Chances for Premature Babies Increase after Abortion
A French study of 2,837 births found that women who had abortions were one and a half times as likely to have premature births in subsequent pregnancies as women who hadn't had abortions. The study found that the increase was especially significant for those women who had multiple abortions. The report also revealed that extremely premature deliveries had an especially high association with previous abortions. The study suggests that surgical abortions may cause damage to the cervix and uterus that increase the risk for premature birth.
The results of the study were published by England's Royal College of Obstetricians and Gynecologists in the April edition of BJOG: An International Journal of Obstetrics and Gynaecology. To reach their findings, the study's 14 authors examined data collected in France that included about one-third of all births in that country for 1998. The data was based on 2,219 premature births and 618 births that were delivered after a normal length of pregnancy and were used as a control group.

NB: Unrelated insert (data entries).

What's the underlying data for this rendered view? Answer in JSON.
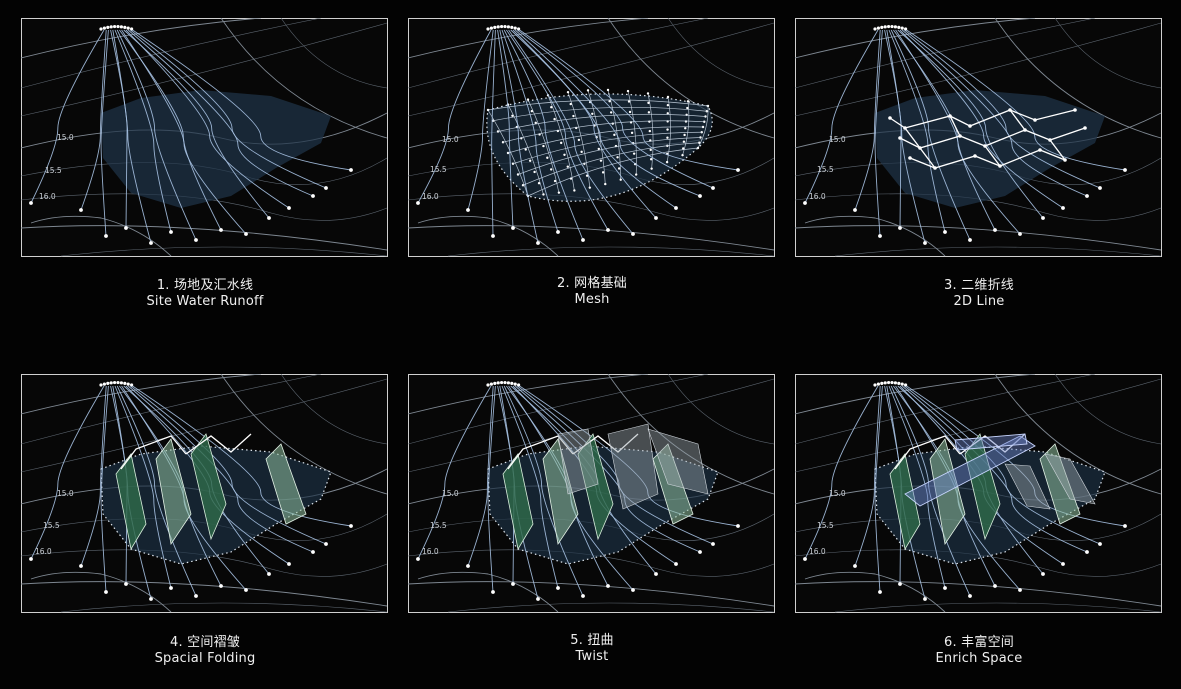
{
  "panels": [
    {
      "id": "site-water-runoff",
      "caption_cn": "1. 场地及汇水线",
      "caption_en": "Site Water Runoff",
      "elevations": [
        "15.0",
        "15.5",
        "16.0"
      ]
    },
    {
      "id": "mesh",
      "caption_cn": "2. 网格基础",
      "caption_en": "Mesh",
      "elevations": [
        "15.0",
        "15.5",
        "16.0"
      ]
    },
    {
      "id": "2d-line",
      "caption_cn": "3. 二维折线",
      "caption_en": "2D Line",
      "elevations": [
        "15.0",
        "15.5",
        "16.0"
      ]
    },
    {
      "id": "spacial-folding",
      "caption_cn": "4. 空间褶皱",
      "caption_en": "Spacial Folding",
      "elevations": [
        "15.0",
        "15.5",
        "16.0"
      ]
    },
    {
      "id": "twist",
      "caption_cn": "5. 扭曲",
      "caption_en": "Twist",
      "elevations": [
        "15.0",
        "15.5",
        "16.0"
      ]
    },
    {
      "id": "enrich-space",
      "caption_cn": "6. 丰富空间",
      "caption_en": "Enrich Space",
      "elevations": [
        "15.0",
        "15.5",
        "16.0"
      ]
    }
  ]
}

The study found that women who had abortions were 1.7 times more likely to deliver a baby 22 to 27 weeks into pregnancy, considered extremely premature by the study, than those who had never had abortions. Having an abortion made women 1.4 times as likely to have premature baby at both 28 to 32 weeks into pregnancy (considered very premature) and 33 to 24 weeks into pregnancy (considered moderately premature). Among women who delivered at 22 to 27 weeks, 18 percent had previously induced abortions. Among women who delivered at 28 to 32 weeks, the percentage who had previously had abortions was 14.6. And for women who delivered at 33 to 34 weeks the figure was 15.6 percent. For comparison 10 percent of women who carried their baby to full term had previously had abortions. Another key finding was that multiple abortions greatly increased the chances for a premature delivery. Women with more than one abortion were 2.6 times as likely to have a very premature birth as non-abortive women.

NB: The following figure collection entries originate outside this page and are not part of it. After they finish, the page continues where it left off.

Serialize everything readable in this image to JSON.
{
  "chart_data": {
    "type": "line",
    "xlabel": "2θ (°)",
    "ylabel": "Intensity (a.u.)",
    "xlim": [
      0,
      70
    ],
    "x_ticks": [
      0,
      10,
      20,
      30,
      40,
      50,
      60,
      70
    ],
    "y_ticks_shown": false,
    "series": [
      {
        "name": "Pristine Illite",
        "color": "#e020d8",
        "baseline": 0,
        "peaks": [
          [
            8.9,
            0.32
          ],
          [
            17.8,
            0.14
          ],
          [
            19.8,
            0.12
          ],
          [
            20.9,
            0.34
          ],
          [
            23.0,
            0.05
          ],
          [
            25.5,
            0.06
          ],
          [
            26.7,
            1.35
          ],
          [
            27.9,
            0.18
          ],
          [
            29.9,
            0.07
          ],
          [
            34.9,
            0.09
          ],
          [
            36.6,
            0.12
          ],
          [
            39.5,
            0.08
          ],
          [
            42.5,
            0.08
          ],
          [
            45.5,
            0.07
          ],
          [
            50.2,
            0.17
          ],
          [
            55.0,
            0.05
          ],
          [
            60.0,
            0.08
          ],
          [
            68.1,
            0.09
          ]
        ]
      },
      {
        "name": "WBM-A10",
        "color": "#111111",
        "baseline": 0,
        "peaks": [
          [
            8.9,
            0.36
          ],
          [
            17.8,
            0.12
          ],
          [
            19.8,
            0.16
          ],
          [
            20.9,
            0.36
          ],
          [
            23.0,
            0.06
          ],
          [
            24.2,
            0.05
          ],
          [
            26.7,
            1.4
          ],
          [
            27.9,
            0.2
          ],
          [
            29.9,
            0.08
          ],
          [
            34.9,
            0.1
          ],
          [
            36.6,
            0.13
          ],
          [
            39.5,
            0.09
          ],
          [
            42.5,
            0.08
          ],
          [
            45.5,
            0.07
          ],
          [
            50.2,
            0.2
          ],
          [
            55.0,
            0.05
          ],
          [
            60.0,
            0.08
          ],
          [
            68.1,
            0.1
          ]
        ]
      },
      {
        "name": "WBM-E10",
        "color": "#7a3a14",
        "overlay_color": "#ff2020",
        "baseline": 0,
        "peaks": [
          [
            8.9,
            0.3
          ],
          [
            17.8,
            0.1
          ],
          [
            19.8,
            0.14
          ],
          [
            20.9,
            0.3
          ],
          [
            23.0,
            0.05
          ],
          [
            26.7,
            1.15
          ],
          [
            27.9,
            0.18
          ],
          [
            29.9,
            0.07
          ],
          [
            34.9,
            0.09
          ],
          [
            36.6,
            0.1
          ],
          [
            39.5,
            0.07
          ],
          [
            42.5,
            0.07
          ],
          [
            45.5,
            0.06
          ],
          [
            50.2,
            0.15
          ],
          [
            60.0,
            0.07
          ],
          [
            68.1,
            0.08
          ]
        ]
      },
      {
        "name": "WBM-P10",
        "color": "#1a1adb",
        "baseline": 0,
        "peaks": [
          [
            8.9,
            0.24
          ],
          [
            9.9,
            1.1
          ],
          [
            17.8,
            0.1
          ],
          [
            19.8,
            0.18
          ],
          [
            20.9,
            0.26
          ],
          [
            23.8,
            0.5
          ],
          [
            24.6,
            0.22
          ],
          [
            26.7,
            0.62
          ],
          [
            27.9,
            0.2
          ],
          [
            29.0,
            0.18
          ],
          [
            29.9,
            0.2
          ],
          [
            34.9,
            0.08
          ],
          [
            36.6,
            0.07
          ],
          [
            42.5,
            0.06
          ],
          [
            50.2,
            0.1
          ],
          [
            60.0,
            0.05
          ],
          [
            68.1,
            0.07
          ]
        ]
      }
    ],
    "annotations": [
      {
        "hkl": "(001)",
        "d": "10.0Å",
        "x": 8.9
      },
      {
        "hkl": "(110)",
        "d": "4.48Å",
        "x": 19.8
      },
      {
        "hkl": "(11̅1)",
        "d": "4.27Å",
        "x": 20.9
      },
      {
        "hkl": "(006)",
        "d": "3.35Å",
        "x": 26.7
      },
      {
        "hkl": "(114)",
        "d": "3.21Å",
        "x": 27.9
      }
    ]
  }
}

Premature births are a serious health concern according to the report because "infants born before 33 weeks of gestation have a higher risk of morbidity and mortality than more mature babies." The study does not conclusively offer an explanation for why abortion increases the chances for premature birth but it did find that a "history of induced abortion was associated with an increased risk of premature rupture of the membranes," vaginal bleeding, and "spontaneous preterm labor that occur at very small gestational ages." The report notes "[p]revious studies have suggested that infectious diseases following induced abortion account for the increase in the risk of preterm delivery." One such study "found that women who had previously undergone an induced abortion were at higher risk than other women" for infections of the amniotic fluid, placenta and uterus.
In examining possible methodological flaws, the article states that if abortions were underreported it would have likely been among those women of who had delivered prematurely thus resulting in an "under-estimation of the association" between premature delivery and abortion.